Répétition technique des mouvements de caméra complexes pour synchroniser cadreur, focus puller et autres départements avant le tournage.
Détails Techniques
Pour les prises de vue Steadicam, les rayons de mouvement sont définis entre 3 et 12 mètres et les vitesses entre 0,5 et 2,5 m/s. Les configurations de grue nécessitent des répétitions pour des panoramiques de 180 à 360° avec des hauteurs de levage jusqu'à 15 mètres. Les pointeurs de mise au point marquent les points critiques de netteté avec du ruban adhésif sur la bague de l'objectif, généralement 3 à 8 marques par prise à f/2.8 ou une ouverture plus grande. Les travellings sont tracés au centimètre près avec des marques de craie au sol, les changements de vitesse étant chronométrés précisément à 0,1 m/s.
Histoire & Développement
En 1927, F.W. Murnau a introduit des répétitions de caméra systématiques pour des plans de travelling complexes dans "Sunrise". L'UFA a établi des procédures de répétition standardisées en 1929 pour ses grandes productions. Avec l'introduction de la caméra Mitchell BNC en 1934, des normes de répétabilité précises ont été créées. Les systèmes de surveillance numériques depuis 2003 permettent un contrôle en direct de tous les paramètres. Les systèmes de contrôle de mouvement depuis les années 1980 permettent une reproduction millimétrique des mouvements de caméra testés.

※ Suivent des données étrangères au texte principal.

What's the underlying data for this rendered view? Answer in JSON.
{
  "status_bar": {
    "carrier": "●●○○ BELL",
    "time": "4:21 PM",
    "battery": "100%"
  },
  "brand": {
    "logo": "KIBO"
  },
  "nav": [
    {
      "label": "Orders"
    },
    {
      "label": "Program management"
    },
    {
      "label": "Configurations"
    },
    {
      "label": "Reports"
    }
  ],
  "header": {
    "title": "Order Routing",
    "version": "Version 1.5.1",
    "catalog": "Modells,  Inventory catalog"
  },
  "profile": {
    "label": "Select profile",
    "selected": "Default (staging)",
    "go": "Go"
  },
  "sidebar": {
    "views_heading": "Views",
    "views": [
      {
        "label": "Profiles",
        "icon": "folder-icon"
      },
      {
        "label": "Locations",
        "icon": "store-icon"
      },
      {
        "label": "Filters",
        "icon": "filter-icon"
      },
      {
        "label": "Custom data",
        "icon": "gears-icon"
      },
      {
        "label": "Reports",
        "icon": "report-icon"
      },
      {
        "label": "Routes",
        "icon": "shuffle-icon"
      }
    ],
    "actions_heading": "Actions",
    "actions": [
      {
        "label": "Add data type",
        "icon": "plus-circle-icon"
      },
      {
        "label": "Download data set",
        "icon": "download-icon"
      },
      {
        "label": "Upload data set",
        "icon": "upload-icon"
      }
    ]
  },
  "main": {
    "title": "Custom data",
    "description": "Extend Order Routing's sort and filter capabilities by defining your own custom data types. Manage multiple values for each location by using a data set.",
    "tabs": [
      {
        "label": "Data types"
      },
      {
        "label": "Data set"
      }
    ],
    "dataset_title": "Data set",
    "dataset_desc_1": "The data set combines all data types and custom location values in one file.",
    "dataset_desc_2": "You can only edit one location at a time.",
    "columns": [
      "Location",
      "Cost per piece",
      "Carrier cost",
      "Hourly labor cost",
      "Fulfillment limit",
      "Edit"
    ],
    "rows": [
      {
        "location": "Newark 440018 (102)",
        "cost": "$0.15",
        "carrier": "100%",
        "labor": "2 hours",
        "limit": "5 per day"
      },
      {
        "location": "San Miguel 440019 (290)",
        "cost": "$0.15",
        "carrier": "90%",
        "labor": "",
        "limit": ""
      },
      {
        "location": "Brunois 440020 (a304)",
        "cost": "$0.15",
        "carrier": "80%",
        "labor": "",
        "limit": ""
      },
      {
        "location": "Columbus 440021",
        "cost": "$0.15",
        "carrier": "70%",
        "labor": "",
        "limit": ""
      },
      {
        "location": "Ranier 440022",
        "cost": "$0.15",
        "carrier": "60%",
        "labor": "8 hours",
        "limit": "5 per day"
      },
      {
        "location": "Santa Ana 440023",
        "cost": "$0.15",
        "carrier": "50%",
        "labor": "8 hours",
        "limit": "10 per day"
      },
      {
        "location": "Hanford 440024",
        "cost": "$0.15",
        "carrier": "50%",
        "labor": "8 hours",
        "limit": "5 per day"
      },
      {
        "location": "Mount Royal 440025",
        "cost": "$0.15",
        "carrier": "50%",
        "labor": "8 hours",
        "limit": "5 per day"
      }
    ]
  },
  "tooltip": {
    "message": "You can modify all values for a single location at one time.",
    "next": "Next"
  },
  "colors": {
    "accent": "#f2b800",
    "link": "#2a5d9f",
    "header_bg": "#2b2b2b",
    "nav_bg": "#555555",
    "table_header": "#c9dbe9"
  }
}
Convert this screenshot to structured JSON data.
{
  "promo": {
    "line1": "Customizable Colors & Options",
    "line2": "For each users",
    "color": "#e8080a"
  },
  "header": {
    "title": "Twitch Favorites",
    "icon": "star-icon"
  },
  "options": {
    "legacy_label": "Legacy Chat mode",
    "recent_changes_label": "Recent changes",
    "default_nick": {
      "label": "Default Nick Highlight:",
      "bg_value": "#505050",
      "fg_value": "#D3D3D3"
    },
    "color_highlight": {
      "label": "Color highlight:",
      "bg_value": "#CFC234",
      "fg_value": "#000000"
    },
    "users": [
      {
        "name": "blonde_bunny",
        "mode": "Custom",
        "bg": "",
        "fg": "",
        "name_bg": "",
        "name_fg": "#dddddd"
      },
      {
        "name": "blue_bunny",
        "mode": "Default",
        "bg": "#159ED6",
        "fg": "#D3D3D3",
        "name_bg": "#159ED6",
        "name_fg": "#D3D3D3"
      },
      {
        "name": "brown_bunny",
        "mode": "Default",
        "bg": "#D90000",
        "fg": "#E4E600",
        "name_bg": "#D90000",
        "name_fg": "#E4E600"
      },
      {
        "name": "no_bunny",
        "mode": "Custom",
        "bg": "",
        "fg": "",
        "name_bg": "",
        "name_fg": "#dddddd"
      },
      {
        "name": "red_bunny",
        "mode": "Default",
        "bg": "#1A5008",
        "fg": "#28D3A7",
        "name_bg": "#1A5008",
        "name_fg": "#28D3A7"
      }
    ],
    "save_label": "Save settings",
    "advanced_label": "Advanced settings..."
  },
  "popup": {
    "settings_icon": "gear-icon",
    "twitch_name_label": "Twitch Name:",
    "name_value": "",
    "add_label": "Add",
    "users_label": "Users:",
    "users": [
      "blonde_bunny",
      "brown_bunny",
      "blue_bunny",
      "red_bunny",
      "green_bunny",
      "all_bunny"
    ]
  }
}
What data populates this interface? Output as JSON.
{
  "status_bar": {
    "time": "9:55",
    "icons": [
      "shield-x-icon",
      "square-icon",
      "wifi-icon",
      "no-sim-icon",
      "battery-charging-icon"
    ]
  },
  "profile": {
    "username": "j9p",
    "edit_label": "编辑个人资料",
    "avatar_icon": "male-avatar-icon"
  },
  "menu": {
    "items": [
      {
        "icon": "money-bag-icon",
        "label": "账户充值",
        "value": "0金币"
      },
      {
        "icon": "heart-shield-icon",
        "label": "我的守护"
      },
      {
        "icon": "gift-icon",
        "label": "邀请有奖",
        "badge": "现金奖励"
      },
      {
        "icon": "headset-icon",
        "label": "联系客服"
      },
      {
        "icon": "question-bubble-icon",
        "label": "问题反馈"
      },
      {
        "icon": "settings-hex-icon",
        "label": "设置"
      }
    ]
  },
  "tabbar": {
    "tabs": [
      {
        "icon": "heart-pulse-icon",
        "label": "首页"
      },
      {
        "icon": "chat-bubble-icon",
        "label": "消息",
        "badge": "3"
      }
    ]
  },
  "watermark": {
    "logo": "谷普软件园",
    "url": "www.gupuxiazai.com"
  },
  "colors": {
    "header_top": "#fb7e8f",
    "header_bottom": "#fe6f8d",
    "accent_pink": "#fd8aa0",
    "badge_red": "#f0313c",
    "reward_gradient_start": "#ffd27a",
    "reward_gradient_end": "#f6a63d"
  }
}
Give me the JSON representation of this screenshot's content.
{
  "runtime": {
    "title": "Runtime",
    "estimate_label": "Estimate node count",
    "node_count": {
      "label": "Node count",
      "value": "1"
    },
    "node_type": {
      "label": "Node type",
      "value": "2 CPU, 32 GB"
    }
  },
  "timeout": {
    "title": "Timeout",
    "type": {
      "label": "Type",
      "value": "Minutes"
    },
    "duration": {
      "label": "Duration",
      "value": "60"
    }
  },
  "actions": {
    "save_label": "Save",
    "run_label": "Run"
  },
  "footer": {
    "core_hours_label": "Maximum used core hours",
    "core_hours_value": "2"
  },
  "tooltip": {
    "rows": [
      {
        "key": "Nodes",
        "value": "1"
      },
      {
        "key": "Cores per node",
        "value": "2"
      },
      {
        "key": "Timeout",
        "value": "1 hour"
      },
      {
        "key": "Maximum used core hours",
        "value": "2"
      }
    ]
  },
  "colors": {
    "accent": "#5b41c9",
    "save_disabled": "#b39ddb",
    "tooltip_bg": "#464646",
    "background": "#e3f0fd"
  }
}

Utilisation Pratique au Cinéma
Les célèbres travellings Steadicam de Kubrick dans "Shining" (1980) ont nécessité 20 à 30 répétitions par séquence pour une synchronisation parfaite entre Danny Torrance et Garrett Brown. Pour "Les Affranchis" (1990), Michael Ballhaus a répété le plan de 3 minutes de la Copacabana 15 fois pour synchroniser les changements de mise au point entre 12 plans de netteté. Iñárritu a fait répéter à Emanuel Lubezki chaque plan-séquence pseudo-continu de "Birdman" (2014) 8 à 12 fois sans enregistrement, afin d'assurer des transitions fluides entre les 115 plans individuels.
Comparaison & Alternatives
Les répétitions de caméra diffèrent des répétitions de blocage par leur focalisation principale sur les paramètres techniques plutôt que sur la performance des acteurs. Les repéreurs techniques servent à l'évaluation des lieux, pas à la préparation concrète du plan. Les logiciels modernes de prévisualisation comme Shotgun ou CineDesigner simulent les mouvements de caméra numériquement, mais ne remplacent pas la coordination physique entre les départements. La prévisualisation en réalité virtuelle dans les productions Marvel réduit l'effort de répétition de 30 à 40 %, mais nécessite néanmoins un étalonnage final sur le plateau pour une exécution précise.